Avec les élections présidentielles et le retrait définitif des troupes occidentales programmés en 2014, c’est une nouvelle page de l’histoire de l’Afghanistan qui va se tourner…

Sur le plan intérieur, les deux lois pour l'élection présidentielle et la commission de surveillance pour les élections ont été, après d’âpres discussions à l’Assemblée nationale et sous la pression de la communauté internationale, promulguées par le Président Karzaï.

Sur le plan international, les tensions entre le gouvernement afghan et Washington à propos de l’ouverture précipitée d’un bureau diplomatique des talibans à Doha ont été telles que les Américains ont rompu toutes les discussions avec le Président Karzaï, choisissant « l’option zéro » (1) qui prévoit un départ accéléré des soldats américains avant l’été 2014.

Quel héritage Karzaï et les Américains vont-ils laisser à l’Afghanistan ?

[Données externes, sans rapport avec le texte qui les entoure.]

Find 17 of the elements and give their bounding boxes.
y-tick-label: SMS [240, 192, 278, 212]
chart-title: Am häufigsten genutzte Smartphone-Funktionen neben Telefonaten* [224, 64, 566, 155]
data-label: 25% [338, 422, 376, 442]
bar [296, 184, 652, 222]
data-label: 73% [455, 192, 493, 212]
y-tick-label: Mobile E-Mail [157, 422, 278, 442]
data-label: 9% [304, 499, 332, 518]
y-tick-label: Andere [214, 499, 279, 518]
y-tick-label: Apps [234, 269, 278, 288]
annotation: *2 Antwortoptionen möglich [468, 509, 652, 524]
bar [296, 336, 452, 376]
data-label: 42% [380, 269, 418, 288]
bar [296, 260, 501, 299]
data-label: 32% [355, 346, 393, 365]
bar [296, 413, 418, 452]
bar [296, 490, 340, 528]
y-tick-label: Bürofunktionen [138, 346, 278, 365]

Sur le plan politique, bien que la constitution de 2004 désigne l’Afghanistan comme une République islamique, les droits et les devoirs des citoyens restent très flous. La reconstruction de la république a souvent été oubliée au profit d’intérêts personnels. Aussi, depuis 2001, le pays n’a pas retrouvé son unité nationale. Des tensions communautaires, ethniques et religieuses laissent le champ libre à des conflits entre Afghans et ouvrent une voie royale à des interventions extérieures (iraniennes, pakistanaises, etc.). Le « royaume de l’insolence » (2) risque de se transformer en enfer communautaire que le futur remplaçant de Karzaï (qui ne peut pas prétendre à un mandat supplémentaire), quelle que soit sa dimension ethnique et communautaire ou politique, aura du mal à affronter sans l’appui de la communauté internationale.

Chaque communauté est surarmée et les armes circulent librement dans la population. Les kalachnikovs et autres armes de guerre sont échangées à des prix variant entre 40 et 600 dollars au marché noir.

Sur le plan social, l’injustice sociale est à son comble : 80% des Afghans vivent avec 1 dollar par jour. Si la corruption, la culture du pavot, la contrebande disparaissaient de l’économie afghane en même temps que l’aide militaire et civile, l’économie afghane serait bloquée, quels que soient les salaires accordés aux militaires et aux policiers, et le peuple ne pourra pas manger.

Faute de sécurité dans les campagnes, l’exode rural est à son comble et le nombre de réfugiés est estimé, comme dans les années 2000, à 2 à 3 millions d’Afghans au-delà des frontières, au Pakistan et en Iran.

La situation des femmes, malgré les efforts considérables des associations de défense des droits des femmes, s’aggrave. L’État est incapable de rendre la justice et la justice mise en place depuis 2002 est non seulement corrompue mais incompétente. Très souvent, à cause de cette incompétence, la population dans les campagnes a recours à l’arbitrage des talibans. 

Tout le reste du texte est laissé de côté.